Vademécum del traductor

¿Mejor autónomo o empleado?

Normalmente al principio de la actividad, el traductor suele plantearse si le conviene más integrarse en la plantilla de una empresa o establecerse como profesional autónomo. A este respecto, se puede afirmar que no existe un consejo general válido por igual para todos, sino que la mejor elección viene dada por un análisis de las ventajas e inconvenientes adecuado a la situación y carácter de cada persona.
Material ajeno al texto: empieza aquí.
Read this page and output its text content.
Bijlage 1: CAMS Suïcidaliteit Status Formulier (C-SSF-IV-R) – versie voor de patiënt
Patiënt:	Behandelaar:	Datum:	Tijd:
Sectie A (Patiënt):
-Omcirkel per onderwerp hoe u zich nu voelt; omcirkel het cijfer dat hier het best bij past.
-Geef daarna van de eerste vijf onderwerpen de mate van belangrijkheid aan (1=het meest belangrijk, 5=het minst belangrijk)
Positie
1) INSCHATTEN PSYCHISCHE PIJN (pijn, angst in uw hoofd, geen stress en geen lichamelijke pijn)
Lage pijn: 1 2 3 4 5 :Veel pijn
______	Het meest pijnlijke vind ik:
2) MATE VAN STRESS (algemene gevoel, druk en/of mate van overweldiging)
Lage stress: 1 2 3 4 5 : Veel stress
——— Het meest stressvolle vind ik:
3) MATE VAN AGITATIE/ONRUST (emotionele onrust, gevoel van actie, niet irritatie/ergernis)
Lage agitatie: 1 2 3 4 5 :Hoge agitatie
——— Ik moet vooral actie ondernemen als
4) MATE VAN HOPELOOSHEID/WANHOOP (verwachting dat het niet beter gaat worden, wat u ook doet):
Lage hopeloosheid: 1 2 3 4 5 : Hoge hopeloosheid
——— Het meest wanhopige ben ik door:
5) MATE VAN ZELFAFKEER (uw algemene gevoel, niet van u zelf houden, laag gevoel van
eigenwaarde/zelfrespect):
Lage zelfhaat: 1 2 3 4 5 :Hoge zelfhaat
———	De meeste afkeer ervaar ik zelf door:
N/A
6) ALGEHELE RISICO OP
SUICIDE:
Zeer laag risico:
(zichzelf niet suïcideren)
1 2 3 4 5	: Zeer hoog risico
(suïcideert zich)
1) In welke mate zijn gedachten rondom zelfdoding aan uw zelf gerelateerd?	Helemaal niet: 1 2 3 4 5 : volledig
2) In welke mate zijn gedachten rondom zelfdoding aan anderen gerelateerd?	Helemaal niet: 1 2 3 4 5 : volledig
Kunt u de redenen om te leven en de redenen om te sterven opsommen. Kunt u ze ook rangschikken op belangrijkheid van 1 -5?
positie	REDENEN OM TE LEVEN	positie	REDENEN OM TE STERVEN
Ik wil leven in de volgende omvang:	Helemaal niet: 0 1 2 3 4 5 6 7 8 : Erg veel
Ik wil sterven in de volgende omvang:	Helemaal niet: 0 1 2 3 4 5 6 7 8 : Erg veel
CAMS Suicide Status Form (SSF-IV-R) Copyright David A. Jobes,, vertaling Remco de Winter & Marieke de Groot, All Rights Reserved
Antes que nada, distingue a primera vista ambas opciones el hecho de que, formalmente, establecerse como profesional autónomo está siempre al alcance de la mano, mientras que la contratación interna depende obviamente de la existencia de una demanda y en la superación de las pruebas de selección pertinentes.

Ventajas e inconvenientes

Generalmente, un traductor autónomo que consigue colaboraciones habituales con diversas empresas obtiene a corto plazo y por el mismo esfuerzo una remuneración superior a la del trabajador que depende de una nómina, poco dada a las revisiones al alza. Claro que no es oro todo lo que reluce: para hacer una valoración económica rigurosa no solo hay que considerar los ingresos sino también los gastos, muy superiores en el caso del trabajador por cuenta propia.

Una ventaja de la condición de autónomo es la mayor libertad para disponer de sí mismo, en sentido amplio. En la empresa está supeditado a un horario y a un jefe, mientras que en el propio negocio es uno quien decide. Tal afirmación no está exenta de matices, ya que no debemos pasar por alto nuestra natural propensión a realizar jornadas de trabajo interminables, convertir días festivos en laborables, etc.

Un aspecto que juega a favor del empleado es la facilidad para asimilar y reciclar conocimientos relacionados con los avances técnicos del sector, y de cómo afectan estos a la metodología de trabajo o a la demanda del mercado (por ejemplo, la manipulación de memorias de traducción, reutilización de glosarios, nociones básicas de autocompaginación, uso de herramientas específicas, etc.). En este caso, el autónomo debe procurarse una formación continuada por su cuenta y riesgo, mientras que el empleado puede obtener de primera mano todos estos conocimientos de forma gratuita. No debe olvidarse otro tipo de conocimientos también significativos, como son los relativos a la posición en el mercado de otras empresas, los precios pagados en los distintos países, las prácticas y procedimientos del sector, los contactos, etc.

El factor que suele decantar en muchos casos la balanza es sin duda la seguridad en el trabajo (si es que hoy en día resulta propio usar el término seguridad en este contexto). Para muchos, la certeza de una ocupación regularmente remunerada prevalece sobre la incertidumbre del clásico vaivén de ingresos que suele caracterizar la actividad del profesional autónomo. La cobertura social, además, suele ser muy superior en el caso del empleado.

Desde un punto de vista casi anecdótico, aunque también elemento de decisión frecuente, es la soledad que rodea la vida cotidiana del trabajador autónomo. A muchos les puede resultar incómoda. La empresa ofrece un ambiente de trabajo y favorece unas relaciones sociales mucho más activas. La única opción que le queda al profesional independiente en estas circunstancias es alquilar o compartir un despacho con otros colegas (si bien esto incrementa sensiblemente los gastos).

A grandes rasgos, los factores hasta aquí descritos son los que habitualmente suelen estar más presentes en nuestras valoraciones. Sea como sea, la elección entre empleado o autónomo no debe constituir nunca un dilema sino una capacidad de elegir lo que más nos convenga. A fin de cuentas, si uno se decanta por una opción y no se acaba de encontrar a gusto, siempre está a tiempo de propiciar un nuevo cambio.